En önemlisi; “Farklı olmanın devlet kurmaya yetmeyeceğini”  gören anavatan adığesine, olayın siyasi boyutlarını düşünerek, büyük bir gücün ortağı olmanın değil, devlet kurma süreci içerisinde yok olmanın daha onurlu olduğunu anlatmaları gerekecektir.

Elbette hemen, diaspora nüfusumuzun milyonları bulduğunu, bizlerin, kahraman atalarımızın ahfadı olduğumuzu, dolayısı ile potansiyelimizin olduğunu, bunu kavramayan anlamayanların yüreksiz, ya da, başkalarının ağzı ile konuştuğunu söyleyenler, dahası güzel sıfatlar yakıştıranlar da çıkacaktır.  Ancak ne yazık ki dünya güçleri durum değerlendirmesi yaparken sanal ortamdaki hamasi yazıları değil gerçekleri temel alırlar.

En azından;

-Örgütlerin bütçesi nedir?

-Toplantılarına  kaç kişi katılmaktadır, bu sayının toplam nüfusa oranı nedir?

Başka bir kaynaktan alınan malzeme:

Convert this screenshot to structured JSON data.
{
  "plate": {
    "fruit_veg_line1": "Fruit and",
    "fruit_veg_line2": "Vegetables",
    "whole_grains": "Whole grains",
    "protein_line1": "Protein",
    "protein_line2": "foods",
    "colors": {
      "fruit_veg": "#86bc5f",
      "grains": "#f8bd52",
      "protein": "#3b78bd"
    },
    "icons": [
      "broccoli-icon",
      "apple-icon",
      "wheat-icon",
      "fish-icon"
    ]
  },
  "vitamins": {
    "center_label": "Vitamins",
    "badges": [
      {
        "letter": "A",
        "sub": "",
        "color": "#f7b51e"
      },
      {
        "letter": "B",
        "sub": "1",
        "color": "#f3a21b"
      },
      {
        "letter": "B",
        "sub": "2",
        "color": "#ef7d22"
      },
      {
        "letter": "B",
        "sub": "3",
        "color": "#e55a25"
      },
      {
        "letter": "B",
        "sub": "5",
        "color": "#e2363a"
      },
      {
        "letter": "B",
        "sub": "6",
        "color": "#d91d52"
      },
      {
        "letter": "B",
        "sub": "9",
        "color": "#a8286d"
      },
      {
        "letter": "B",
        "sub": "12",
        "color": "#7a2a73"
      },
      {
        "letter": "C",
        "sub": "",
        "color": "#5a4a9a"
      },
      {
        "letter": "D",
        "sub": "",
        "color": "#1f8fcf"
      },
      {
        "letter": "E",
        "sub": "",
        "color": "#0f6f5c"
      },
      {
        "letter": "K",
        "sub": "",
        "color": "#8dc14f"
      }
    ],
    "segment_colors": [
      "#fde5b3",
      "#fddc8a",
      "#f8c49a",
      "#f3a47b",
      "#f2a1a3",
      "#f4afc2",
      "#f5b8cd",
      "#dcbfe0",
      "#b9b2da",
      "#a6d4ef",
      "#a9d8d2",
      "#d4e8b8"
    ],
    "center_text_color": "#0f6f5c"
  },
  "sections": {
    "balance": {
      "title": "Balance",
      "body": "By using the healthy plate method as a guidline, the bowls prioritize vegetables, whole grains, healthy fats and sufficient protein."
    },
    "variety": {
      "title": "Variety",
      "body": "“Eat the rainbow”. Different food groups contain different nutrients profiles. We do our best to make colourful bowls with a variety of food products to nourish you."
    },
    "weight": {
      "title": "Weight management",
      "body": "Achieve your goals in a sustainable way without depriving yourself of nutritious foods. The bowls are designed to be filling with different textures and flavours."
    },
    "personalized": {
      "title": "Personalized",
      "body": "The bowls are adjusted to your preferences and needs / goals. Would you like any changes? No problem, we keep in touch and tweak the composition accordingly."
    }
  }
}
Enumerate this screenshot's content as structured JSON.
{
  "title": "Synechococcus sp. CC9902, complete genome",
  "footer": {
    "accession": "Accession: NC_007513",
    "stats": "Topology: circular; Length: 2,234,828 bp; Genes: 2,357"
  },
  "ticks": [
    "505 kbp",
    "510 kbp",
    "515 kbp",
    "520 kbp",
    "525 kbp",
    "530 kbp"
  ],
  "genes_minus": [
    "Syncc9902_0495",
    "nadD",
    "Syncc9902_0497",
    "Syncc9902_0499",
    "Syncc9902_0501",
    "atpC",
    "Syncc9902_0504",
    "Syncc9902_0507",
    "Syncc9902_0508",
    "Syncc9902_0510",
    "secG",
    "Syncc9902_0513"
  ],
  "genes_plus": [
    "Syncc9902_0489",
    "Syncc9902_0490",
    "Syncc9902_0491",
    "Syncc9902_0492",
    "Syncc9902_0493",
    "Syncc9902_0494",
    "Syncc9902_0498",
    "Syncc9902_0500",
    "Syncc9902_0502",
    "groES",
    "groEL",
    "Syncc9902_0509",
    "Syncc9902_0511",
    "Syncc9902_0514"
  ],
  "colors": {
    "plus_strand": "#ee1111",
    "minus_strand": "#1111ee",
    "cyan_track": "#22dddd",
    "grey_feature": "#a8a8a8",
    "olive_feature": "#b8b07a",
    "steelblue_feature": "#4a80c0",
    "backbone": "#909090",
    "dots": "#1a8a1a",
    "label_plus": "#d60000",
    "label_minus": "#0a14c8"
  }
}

-Bağımsızlığı önceleyenlerden kaçı anavatandaki bağımsızlık savaşlarına katılmıştır?

-Uğruna savaşı göze alacaklarını söyledikleri anavatanlarını yılda kaç kişi ziyaret etmektedir.

-Türkiye’nin bir beldesine yad a bir başka ülkeye tatil için gidenlerin sayısı, anavatana gidenlerin kaç yüz katıdır?

-Dergiler, gazeteler kaç satmaktadır?

“Ulusal sevgileri, biraz fazlaca kişisel olan çıkarlarının sınırını aşabilenlerin (Mehmet Fetgeri Şoenu)”  oranı nedir?

– Adığeleri desteklemek kendilerine ne gibi bir kazanç sağlayacaktır. Başarı şansı  nedir?  gibi…

Ayrıca, geçmişte de, İngiltere ve Osmanlı, politikalarını atalarımızın kahramanlıkları üzerine değil de kendi gerçekleri, çıkarları üzerine kurmamışlar mıydı?

İkinci Dünya savaşı sonrası İngilizler, politikalarını insani duygular üzerine değil de kendi gerçekleri üzerine kurguladıkları için,  yok edileceklerini bile, bile binlerce insanı hem de silahlarından arındırdıktan sonra kızıl orduya teslim  etmemişler miydi?.

1877-78 Osmanlı-Rus savaşında, Osmanlı’nın kendilerine, Abhzya’nın bağımsızlığı için yardım ettiğine inanıp silahlara sarılan Abhazlar, Osmanlı ordusu ile birlikte, Çarlık askerlerinin gözleri önünde, ülkelerini terk etmemişler miydi?..

Bir de birlik sorunu var. Kim kiminle ne için birlik kuracak. “Hatam ağabeyle aynı şeyleri söylemediğinin” altını çizse de ben, sadece Çerkes olmanın, ya da kuzey Kafkasyalı olmanın birlikteliği sağlamaya yetmeyeceği konusunda Sayın Şamis ile aynı şeyi söylüyorum. Kişilerin, halkların, devletlerin birlik kurup kurmayacaklarının, kurulan birlik içinde kalıp kalmayacaklarının belirleyici öğesi, düşledikleri gelecektir. Ortak payda gelecek kurgusudur. Kişiler, toplumlar, halklar birlikte kurguladıkları düşün, gerçekleşmesi ile mutlu olacaklarına inandıkları ölçüde, düşlerinin gerçekleşmesi için birlikte çaba gösterirler. Gelecek kurguları farklı olan kişileri, halkları bir araya getirebilmek de, bir arada tutabilmek de mümkün değildir.

Dolayısı ile Bağımsız Adığe Devletini ya da  Bağımsız Birleşik Kafkasya’yı savunanların, eğer samimi iseler ilk yapmaları gereken şey, bu amaçlarının ne kadar gerçekçi ve ne kadar tüm Kuzey Kafkasya halklarının yararına olduğunu, anavatan bekçilerine, anladıkları dilde, izledikleri yayın organlarında  anlatmaları gerekmektedir. Anavatandakilerin izlemedikleri sanal ortamda, anlamadıkları bir dilde çözüm önerisi tartışmak, “tartışırmış gibi” yapmaktan, Anavatan eleştirileri de, hep altını çizdiğimiz gibi dedikodu olmaktan öteye gidemeyecektir.